A guide to help you through the steps of the research process.

Developing Research Questions

Wordle: research ??s

Once you have selected a topic, the next step is to develop research questions.

  • Write down what you already know or don't know about the topic.
  • Use that information to develop questions.
  • Use probing questions. (why? what if?)
  • Avoid "yes" and "no" questions. 

Purpose of Background Research

Once you have identified some keywords, the next step is to find background information on your topic. Background research:

  • Provides a good overview of the topic if you are unfamiliar with it.
  • Helps identify important facts -- terminology, dates, events, history, organizations, etc.
  • Can help refine your topic.
  • Leads to bibliographies which provide additional sources of information.

Sources of Background Information

Background information can be found in:

  • textbooks
  • dictionaries
  • general encyclopedias
  • subject-specific encyclopedias 
  • article databases

Use the sources listed on the Academy of Art Library's subject guides.

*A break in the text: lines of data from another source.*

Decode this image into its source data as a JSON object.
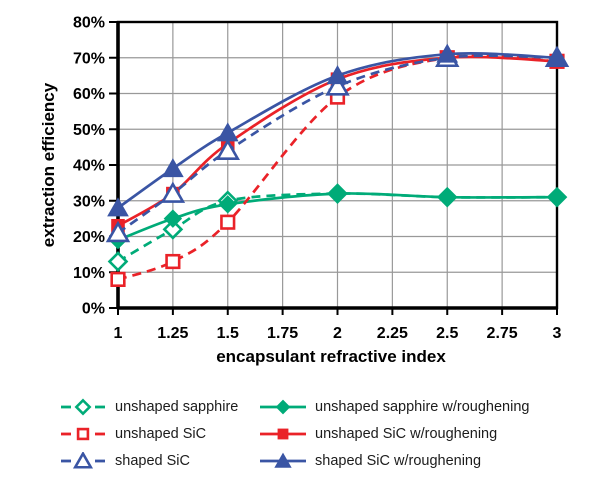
{
  "chart_data": {
    "type": "line",
    "title": "",
    "xlabel": "encapsulant refractive index",
    "ylabel": "extraction efficiency",
    "x": [
      1,
      1.25,
      1.5,
      2,
      2.5,
      3
    ],
    "series": [
      {
        "name": "unshaped sapphire",
        "color": "#00ab78",
        "line": "dashed",
        "marker": "diamond",
        "fill": "open",
        "values": [
          13,
          22,
          30,
          32,
          31,
          31
        ]
      },
      {
        "name": "unshaped sapphire w/roughening",
        "color": "#00ab78",
        "line": "solid",
        "marker": "diamond",
        "fill": "filled",
        "values": [
          19,
          25,
          29,
          32,
          31,
          31
        ]
      },
      {
        "name": "unshaped SiC",
        "color": "#ea2228",
        "line": "dashed",
        "marker": "square",
        "fill": "open",
        "values": [
          8,
          13,
          24,
          59,
          70,
          69
        ]
      },
      {
        "name": "unshaped SiC w/roughening",
        "color": "#ea2228",
        "line": "solid",
        "marker": "square",
        "fill": "filled",
        "values": [
          23,
          32,
          46,
          64,
          70,
          69
        ]
      },
      {
        "name": "shaped SiC",
        "color": "#3a55a4",
        "line": "dashed",
        "marker": "triangle",
        "fill": "open",
        "values": [
          21,
          32,
          44,
          62,
          70,
          70
        ]
      },
      {
        "name": "shaped SiC w/roughening",
        "color": "#3a55a4",
        "line": "solid",
        "marker": "triangle",
        "fill": "filled",
        "values": [
          28,
          39,
          49,
          65,
          71,
          70
        ]
      }
    ],
    "xlim": [
      1,
      3
    ],
    "ylim": [
      0,
      80
    ],
    "xticks": [
      1,
      1.25,
      1.5,
      1.75,
      2,
      2.25,
      2.5,
      2.75,
      3
    ],
    "xtick_labels": [
      "1",
      "1.25",
      "1.5",
      "1.75",
      "2",
      "2.25",
      "2.5",
      "2.75",
      "3"
    ],
    "yticks": [
      0,
      10,
      20,
      30,
      40,
      50,
      60,
      70,
      80
    ],
    "ytick_labels": [
      "0%",
      "10%",
      "20%",
      "30%",
      "40%",
      "50%",
      "60%",
      "70%",
      "80%"
    ],
    "grid": true,
    "grid_color": "#999999",
    "axis_color": "#000000",
    "legend_position": "bottom"
  }
}
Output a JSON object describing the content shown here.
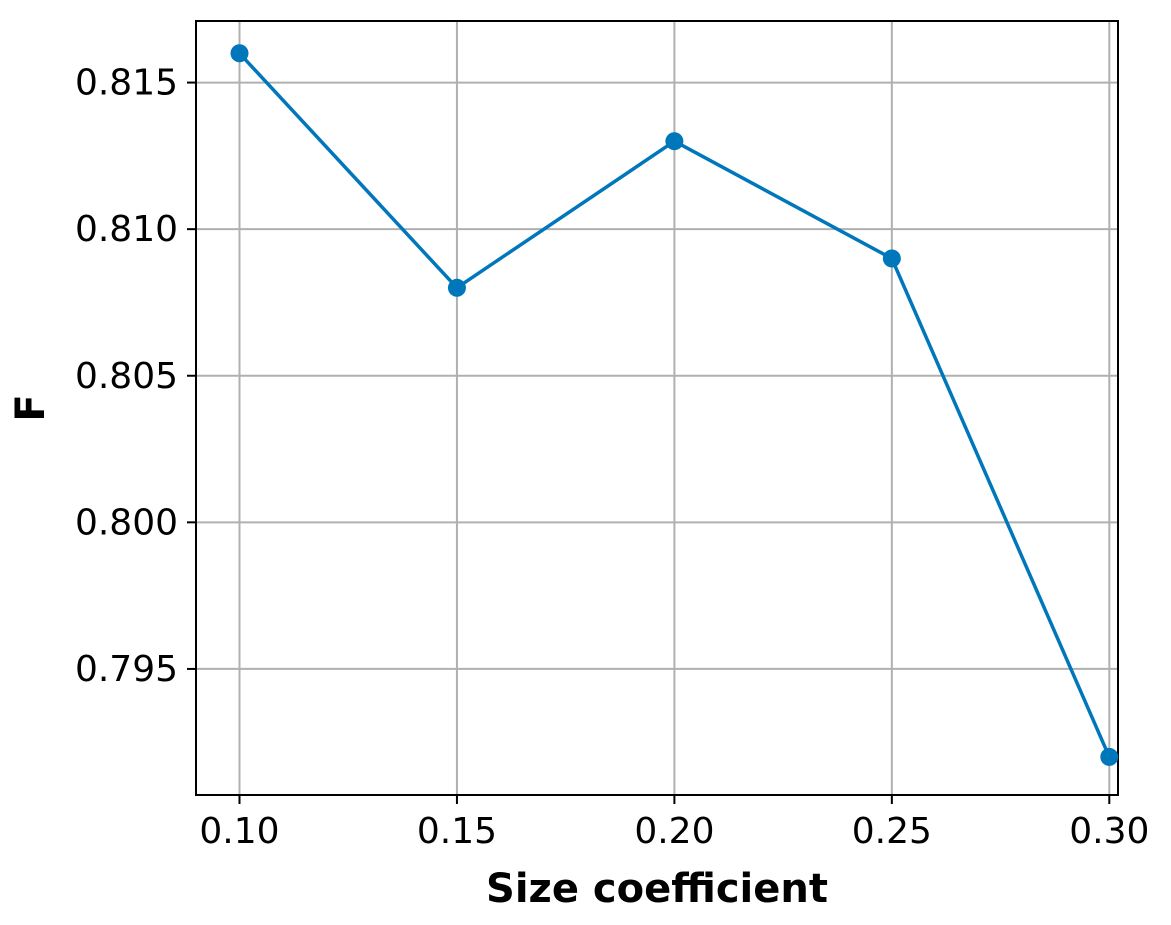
{
  "chart_data": {
    "type": "line",
    "title": "",
    "xlabel": "Size coefficient",
    "ylabel": "F",
    "x": [
      0.1,
      0.15,
      0.2,
      0.25,
      0.3
    ],
    "series": [
      {
        "values": [
          0.816,
          0.808,
          0.813,
          0.809,
          0.792
        ]
      }
    ],
    "xlim": [
      0.09,
      0.302
    ],
    "ylim": [
      0.7907,
      0.8171
    ],
    "xticks": [
      0.1,
      0.15,
      0.2,
      0.25,
      0.3
    ],
    "xtick_labels": [
      "0.10",
      "0.15",
      "0.20",
      "0.25",
      "0.30"
    ],
    "yticks": [
      0.795,
      0.8,
      0.805,
      0.81,
      0.815
    ],
    "ytick_labels": [
      "0.795",
      "0.800",
      "0.805",
      "0.810",
      "0.815"
    ],
    "grid": true,
    "legend": "none",
    "colors": {
      "line": "#0077bb",
      "grid": "#b0b0b0",
      "axes": "#000000"
    }
  }
}
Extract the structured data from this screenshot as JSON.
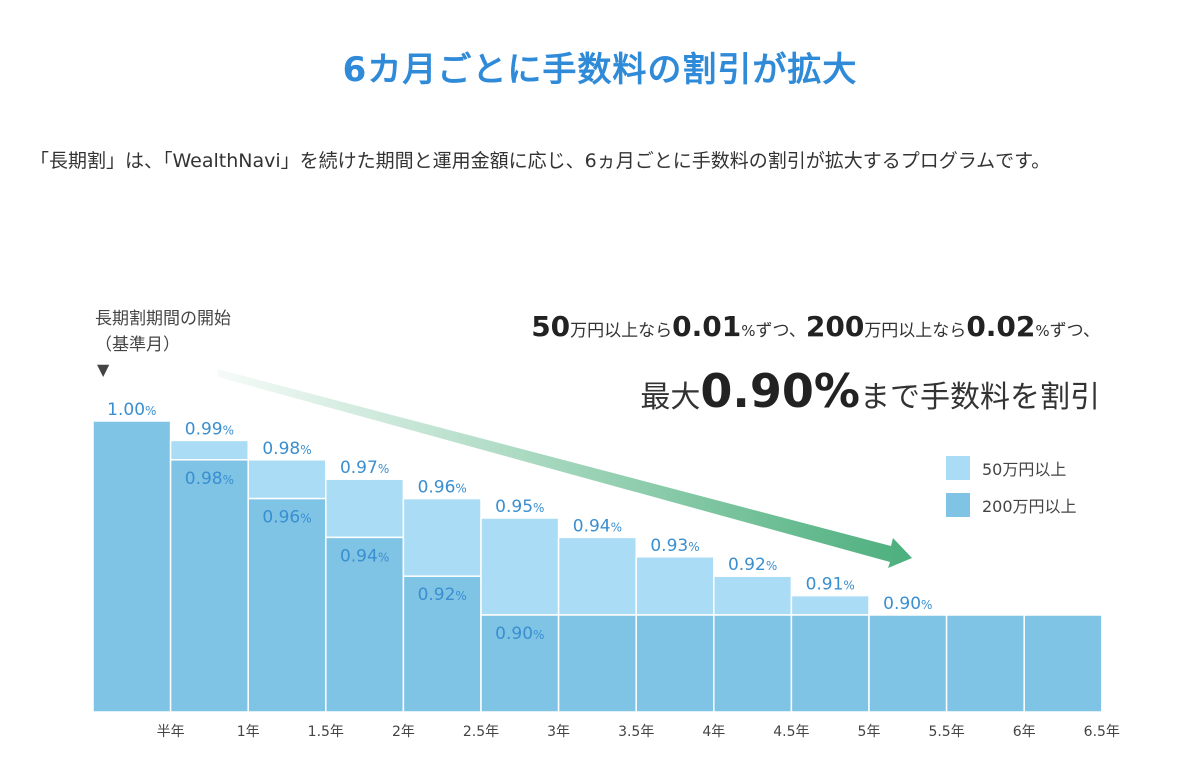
{
  "title": "6カ月ごとに手数料の割引が拡大",
  "intro": "「長期割」は、「WealthNavi」を続けた期間と運用金額に応じ、6ヵ月ごとに手数料の割引が拡大するプログラムです。",
  "start_label_line1": "長期割期間の開始",
  "start_label_line2": "（基準月）",
  "start_marker": "▼",
  "headline": {
    "part1_num": "50",
    "part1_unit": "万円以上なら",
    "part1_rate": "0.01",
    "part1_pct": "%",
    "part1_tail": "ずつ、",
    "part2_num": "200",
    "part2_unit": "万円以上なら",
    "part2_rate": "0.02",
    "part2_pct": "%",
    "part2_tail": "ずつ、",
    "line2_prefix": "最大",
    "line2_value": "0.90%",
    "line2_suffix": "まで手数料を割引"
  },
  "legend": [
    {
      "label": "50万円以上",
      "color": "#aadcf5"
    },
    {
      "label": "200万円以上",
      "color": "#7fc3e5"
    }
  ],
  "chart_data": {
    "type": "bar",
    "x_ticks": [
      "半年",
      "1年",
      "1.5年",
      "2年",
      "2.5年",
      "3年",
      "3.5年",
      "4年",
      "4.5年",
      "5年",
      "5.5年",
      "6年",
      "6.5年"
    ],
    "series": [
      {
        "name": "50万円以上",
        "color": "#aadcf5",
        "values": [
          1.0,
          0.99,
          0.98,
          0.97,
          0.96,
          0.95,
          0.94,
          0.93,
          0.92,
          0.91,
          0.9,
          0.9,
          0.9
        ]
      },
      {
        "name": "200万円以上",
        "color": "#7fc3e5",
        "values": [
          1.0,
          0.98,
          0.96,
          0.94,
          0.92,
          0.9,
          0.9,
          0.9,
          0.9,
          0.9,
          0.9,
          0.9,
          0.9
        ]
      }
    ],
    "top_labels": [
      "1.00",
      "0.99",
      "0.98",
      "0.97",
      "0.96",
      "0.95",
      "0.94",
      "0.93",
      "0.92",
      "0.91",
      "0.90"
    ],
    "lower_labels": [
      "0.98",
      "0.96",
      "0.94",
      "0.92",
      "0.90"
    ],
    "label_unit": "%",
    "ylim": [
      0.85,
      1.0
    ],
    "trend_arrow_color": "#4caf7d"
  }
}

Picking your Topic is Research

Concept Mapping

What is a Concept Map?

A concept map is a good way to begin the research process.
It can:
  • help you to graphically represent and organize ideas.
  • show how those ideas are related to each other.
  • help you translate your ideas into a manageable topic.
  • generate questions to focus on in your research.

Example: Compare and contrast two works of art

What do or don't I know about the two works of art?

I know:

  • I know they are from two different period styles.
  • I know where and when the work was created.
  • I know who the artists were for each work and some biographical information about them.
  • I know that the work that was produced later has a direct reference to the earlier work.
  • I know what type of composition, perspective and colors are used to create the work.
  • I know what type of work it is. (religious, historical, allegorical, still life, portrait, landscape, etc.)

I don't know:

  • what criteria I will use to compare and contrast the works of art.
  • why these particular works are considered significant in the art periods they represent.
  • what elements or images repeat and what do these patterns mean. 
  • the political, societal, and religious context in which the art works were produced

Research Questions

  • What are the visual elements, symbolism, and/or iconography in each work of art?
  • How do the formal/visual elements convey theme, mood or meaning?
  • What is the subject matter or story of each work?
  • What is the function of each piece? 
  • Were the artists who created these works primary or secondary artists in the art period they worked in?
  • What political, societal, or religious situation or figure do the works represent?